I Hate Flying
I can’t hardly stand flying anymore these days, especially during a holiday. First of all, you’ve got to get there two hours early because you need a good bit a head start in case your flight is delayed. That and the security screening.
Now, I understand we need security precautions; no doubt about it. But I wonder if they aren’t taking things a little too far. For example, everybody has to take off his shoes before going through the metal detector. That’s fairly new as far as I know; it used to be you could go through with tennis shoes on. No more. So now everybody is barefoot, and they’re giving upper-body pat-downs. I swear, if they don’t develop X-ray vision, by this time next year they’ll have us boarding the plane stark naked.
Once we’re through security, though, it’s all smooth sailing. Unless we get hungry. We got here two hours early, remember? We should have brought a snack, or a pile of money. $8 for a hamburger and drink doesn’t sound too steep, does it? After all, we won’t get anything else to eat (except 5 peanuts) for the next two hours. At least Mama has the baby’s food with her at all times…and the security man kindly gave her a free squeeze check while we waited.
Oh, that’s right: new baby means no more exit row for the Thibodeaux family. Mr. and Mrs. Thibodeaux are both about 6’5″; air travel is frighteningly uncomfortable in the best of seats. At least we get to pre-board. That will give us time to wedge our legs into the seat in front of us, and hopefully find a way to keep it from reclining. It will also give us lots of time to sit in the stifling airplane for an extra 30 minutes while everybody else tries desperately to shove their bags into the overhead bins. I guess they can’t turn on the A/C until the engines get going. Maybe flying naked wouldn’t be so bad after all.

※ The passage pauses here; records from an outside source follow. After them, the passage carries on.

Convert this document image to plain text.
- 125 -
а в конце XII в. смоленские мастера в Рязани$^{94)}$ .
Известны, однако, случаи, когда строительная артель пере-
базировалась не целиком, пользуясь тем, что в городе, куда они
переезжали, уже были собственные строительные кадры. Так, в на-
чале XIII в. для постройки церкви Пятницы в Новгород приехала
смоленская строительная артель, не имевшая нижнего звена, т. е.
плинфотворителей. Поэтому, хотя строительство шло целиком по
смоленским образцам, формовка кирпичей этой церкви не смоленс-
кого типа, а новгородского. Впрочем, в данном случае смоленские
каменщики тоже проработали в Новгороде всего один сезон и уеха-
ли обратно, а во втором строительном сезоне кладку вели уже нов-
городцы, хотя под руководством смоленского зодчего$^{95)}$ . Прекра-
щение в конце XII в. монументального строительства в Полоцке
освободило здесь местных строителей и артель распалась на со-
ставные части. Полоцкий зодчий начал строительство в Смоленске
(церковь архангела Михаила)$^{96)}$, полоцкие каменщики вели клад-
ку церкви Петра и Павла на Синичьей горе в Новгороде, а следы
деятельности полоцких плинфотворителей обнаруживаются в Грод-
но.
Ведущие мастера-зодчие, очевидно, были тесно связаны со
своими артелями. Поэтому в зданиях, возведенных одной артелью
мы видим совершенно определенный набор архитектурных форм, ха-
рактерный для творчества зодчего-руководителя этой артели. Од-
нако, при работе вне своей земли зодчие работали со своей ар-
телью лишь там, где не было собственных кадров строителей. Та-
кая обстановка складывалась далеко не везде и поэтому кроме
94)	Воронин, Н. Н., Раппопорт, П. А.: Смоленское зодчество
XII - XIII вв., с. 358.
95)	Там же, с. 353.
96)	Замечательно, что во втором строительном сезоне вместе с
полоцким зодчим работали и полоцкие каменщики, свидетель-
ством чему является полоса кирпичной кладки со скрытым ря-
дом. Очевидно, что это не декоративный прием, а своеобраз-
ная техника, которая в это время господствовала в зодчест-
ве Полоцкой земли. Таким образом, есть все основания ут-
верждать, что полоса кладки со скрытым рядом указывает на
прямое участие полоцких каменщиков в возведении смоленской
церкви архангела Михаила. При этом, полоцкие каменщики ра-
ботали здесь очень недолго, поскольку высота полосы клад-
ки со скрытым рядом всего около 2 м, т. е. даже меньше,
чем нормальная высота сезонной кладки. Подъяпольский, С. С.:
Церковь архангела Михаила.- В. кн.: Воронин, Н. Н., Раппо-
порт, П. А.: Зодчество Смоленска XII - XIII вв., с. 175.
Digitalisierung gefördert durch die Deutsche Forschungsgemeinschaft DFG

But then that magic moment comes that makes it all worthwhile. We’re clear for takeoff, and we line up on the runway. The pilot throws the throttles forward, unleashing the thunder of a hundred thousand horses, hurling this metal tube down the tarmac at ludicrous speed and into the night sky. We mere ordinary mortals are afforded a delight that the ancients believed could only belong the gods and a select few: to hurtle through the air in a winged chariot.
I look down and see a sparkling web, and marvel—not only have we tamed the sky, we have also caged the night, walling off the darkness with a fence of brilliant glass. See the mighty works wrought by the hand and mind of Man! I recall that good news spoken so long ago, and think, “Yes, let there be peace on Earth, and let me have good will toward Men!”
Then we land and I find out the airline lost my bags. Crikey.